Même si des produits clés comme le soja ou le porc ne sont pas sur la liste, cette décision est de bon augure avant la reprise de tractations entre Washington et Pékin début octobre. Donald Trump a d’ailleurs salué mercredi la décision de Pékin d’exempter certains biens américains de tarifs douaniers punitifs, en y voyant « un geste fort ».

Sur le marché obligataire, le taux à 10 ans sur la dette américaine montait légèrement, évoluant vers 16 h 35 à 1,744 % contre 1,732 % la veille à la clôture.

Uber et Lyft ont pris respectivement 1,46 % et 2,38 %. Selon une nouvelle loi adoptée mardi par les parlementaires en Californie, ces plateformes devront désormais y traiter leurs chauffeurs VTC comme des employés, une décision historique qui pourrait remodeler en profondeur l’économie du partage et valoir d’exemple dans le monde entier.

Le texte doit désormais être approuvé par le gouverneur de l’État Gavin Newsom, qui s’y est déjà déclaré favorable. Selon le Wall Street Journal, M. Newsom a toutefois affirmé avoir l’intention de « rester à la table des négociations et de continuer à négocier ».

General Electric (GE), qui a décidé de vendre une partie des actions détenues dans le groupe de services pétroliers Baker Hughes ce qui lui permettrait de lever près de 3 milliards de dollars, est monté de 2,41 %.
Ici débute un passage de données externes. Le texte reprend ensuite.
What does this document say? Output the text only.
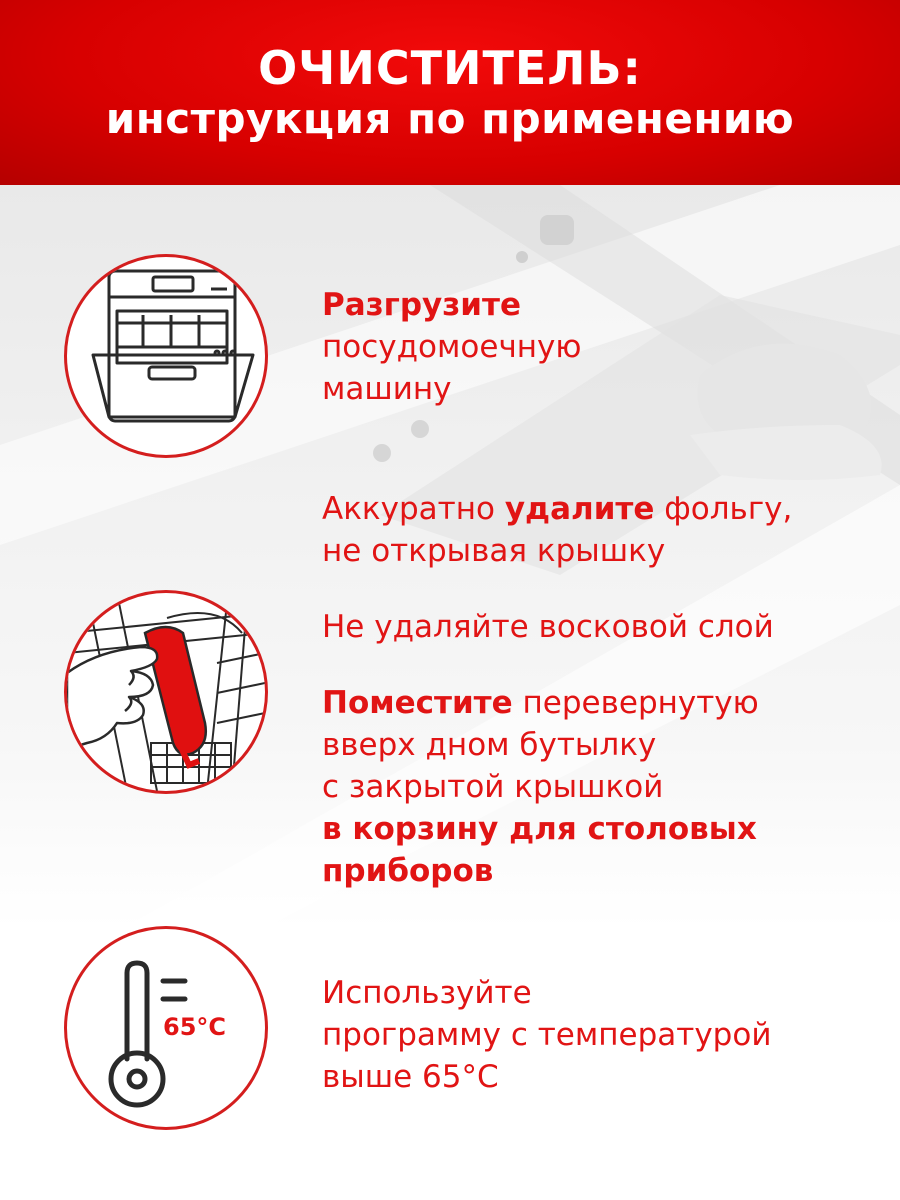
ОЧИСТИТЕЛЬ:
инструкция по применению
65°C
Разгрузите
посудомоечную
машину
Аккуратно удалите фольгу,
не открывая крышку
Не удаляйте восковой слой
Поместите перевернутую
вверх дном бутылку
с закрытой крышкой
в корзину для столовых
приборов
Используйте
программу с температурой
выше 65°С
General Motors (GM), qui a décidé de rappeler près de 3,5 millions de voitures pour un problème de pompe à vide affectant le freinage selon des documents publiés par l’agence fédérale de la sécurité routière (NHTSA), a reculé de 0,30 %.

Le vendeur de jeux vidéo GameStop a chuté de 9,82 % après avoir fait part d’une perte plus importante que prévu au deuxième trimestre et avoir abaissé ses prévisions pour l’année.
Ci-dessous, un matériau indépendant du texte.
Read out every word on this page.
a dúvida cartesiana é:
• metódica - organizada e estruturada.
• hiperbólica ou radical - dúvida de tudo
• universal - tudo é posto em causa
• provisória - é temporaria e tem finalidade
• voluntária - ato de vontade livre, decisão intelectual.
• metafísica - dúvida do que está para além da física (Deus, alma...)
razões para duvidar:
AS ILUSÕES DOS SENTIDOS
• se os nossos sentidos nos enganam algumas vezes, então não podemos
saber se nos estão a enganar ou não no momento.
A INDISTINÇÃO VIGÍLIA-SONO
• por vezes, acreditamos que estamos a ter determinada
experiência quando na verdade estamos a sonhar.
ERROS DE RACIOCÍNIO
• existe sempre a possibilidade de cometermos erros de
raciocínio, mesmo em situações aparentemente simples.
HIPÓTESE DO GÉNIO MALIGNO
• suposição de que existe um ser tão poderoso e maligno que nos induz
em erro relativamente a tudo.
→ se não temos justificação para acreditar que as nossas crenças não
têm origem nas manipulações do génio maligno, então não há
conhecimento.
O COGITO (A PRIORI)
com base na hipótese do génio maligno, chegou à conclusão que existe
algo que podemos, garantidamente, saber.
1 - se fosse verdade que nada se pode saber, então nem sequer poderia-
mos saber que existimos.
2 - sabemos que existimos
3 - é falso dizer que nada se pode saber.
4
Boeing a grimpé de 3,64 % alors que son PDG, Dennis Muilenburg, a indiqué mercredi que le retour dans le ciel du 737 MAX, cloué au sol depuis six mois après deux accidents ayant fait 346 morts, pourrait être « graduel », en raison des demandes spécifiques de régulateurs à travers le monde.

Toronto clôture en hausse

La Bourse de Toronto a atteint son plus haut niveau en sept semaines mercredi, malgré un important recul du cours du pétrole brut.
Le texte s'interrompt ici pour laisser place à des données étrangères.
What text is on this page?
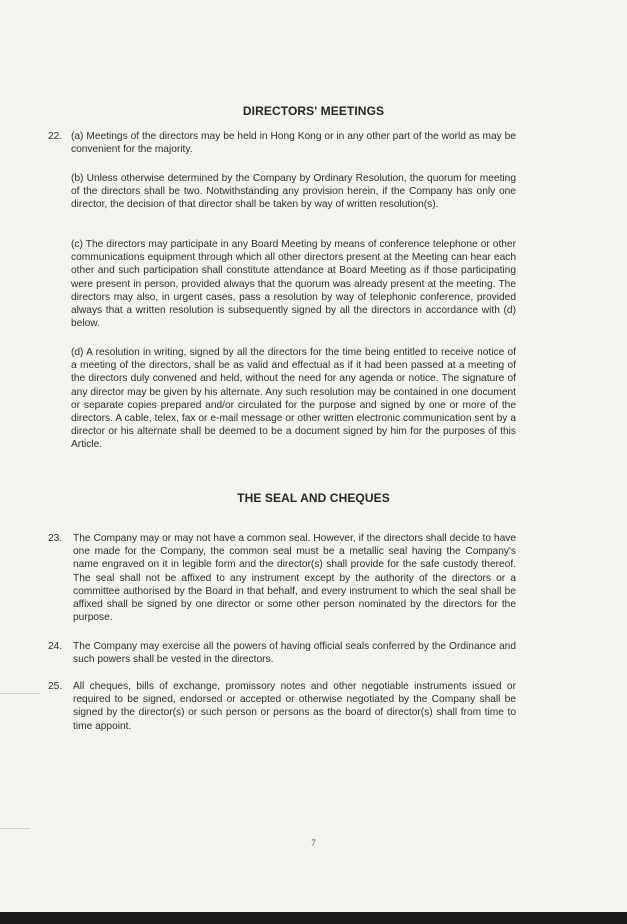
DIRECTORS' MEETINGS
22. (a) Meetings of the directors may be held in Hong Kong or in any other part of the world as may be convenient for the majority.
(b) Unless otherwise determined by the Company by Ordinary Resolution, the quorum for meeting of the directors shall be two. Notwithstanding any provision herein, if the Company has only one director, the decision of that director shall be taken by way of written resolution(s).
(c) The directors may participate in any Board Meeting by means of conference telephone or other communications equipment through which all other directors present at the Meeting can hear each other and such participation shall constitute attendance at Board Meeting as if those participating were present in person, provided always that the quorum was already present at the meeting. The directors may also, in urgent cases, pass a resolution by way of telephonic conference, provided always that a written resolution is subsequently signed by all the directors in accordance with (d) below.
(d) A resolution in writing, signed by all the directors for the time being entitled to receive notice of a meeting of the directors, shall be as valid and effectual as if it had been passed at a meeting of the directors duly convened and held, without the need for any agenda or notice. The signature of any director may be given by his alternate. Any such resolution may be contained in one document or separate copies prepared and/or circulated for the purpose and signed by one or more of the directors. A cable, telex, fax or e-mail message or other written electronic communication sent by a director or his alternate shall be deemed to be a document signed by him for the purposes of this Article.
THE SEAL AND CHEQUES
23. The Company may or may not have a common seal. However, if the directors shall decide to have one made for the Company, the common seal must be a metallic seal having the Company's name engraved on it in legible form and the director(s) shall provide for the safe custody thereof. The seal shall not be affixed to any instrument except by the authority of the directors or a committee authorised by the Board in that behalf, and every instrument to which the seal shall be affixed shall be signed by one director or some other person nominated by the directors for the purpose.
24. The Company may exercise all the powers of having official seals conferred by the Ordinance and such powers shall be vested in the directors.
25. All cheques, bills of exchange, promissory notes and other negotiable instruments issued or required to be signed, endorsed or accepted or otherwise negotiated by the Company shall be signed by the director(s) or such person or persons as the board of director(s) shall from time to time appoint.
7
Les investisseurs « réintègrent » lentement le marché, espérant voir des progrès sur le front des conflits commerciaux, a observé Colin Cieszynski, stratège en chef des marchés chez SIA Wealth Management.

« Je pense qu’ils ont le sentiment que certains des pires risques liés aux guerres commerciales sont en train de disparaître », a-t-il estimé lors d’une entrevue.

Les États-Unis et la Chine se préparent à reprendre les négociations le mois prochain, et le Parlement britannique a adopté une loi visant à contrecarrer un Brexit dur fin octobre. Les Chinois ont contribué à l’amélioration de la confiance en reculant sur l’imposition de nouveaux tarifs.

« Sur certains produits sélectionnés, ils ont renoncé à appliquer de nouveaux tarifs et cela a donc aidé », a souligné M. Cieszynski.

L’indice composé S&P/TSX du parquet torontois a avancé de 73,80 points pour terminer la séance à 16 611,14 points, son plus haut niveau depuis le 24 juillet. Avec ce gain, l’indice phare ne se situe plus qu’à 62 points de son sommet historique d’avril.

Sept des onze grands secteurs du TSX ont progressé mercredi, dirigés par la hausse de 1,9 % de celui des technologies de l’information.

Les groupes de la consommation discrétionnaire, de la finance, de la santé, des télécommunications, des services publics et des matériaux ont aussi progressé.

Sur le marché des devises, le dollar canadien s’est négocié au cours moyen de 75,87 cents US, en baisse par rapport à son cours moyen de 76,03 cents US de la veille.

À la Bourse des matières premières de New York, le cours du pétrole brut a reculé de 1,65 $ US à 55,75 $ US le baril, tandis que celui de l’or a progressé de 4,00 $ US à 1503,20 $ US l’once. Le prix du cuivre s’est pour sa part déprécié de 1,35 cent US à 2,61 $ US la livre.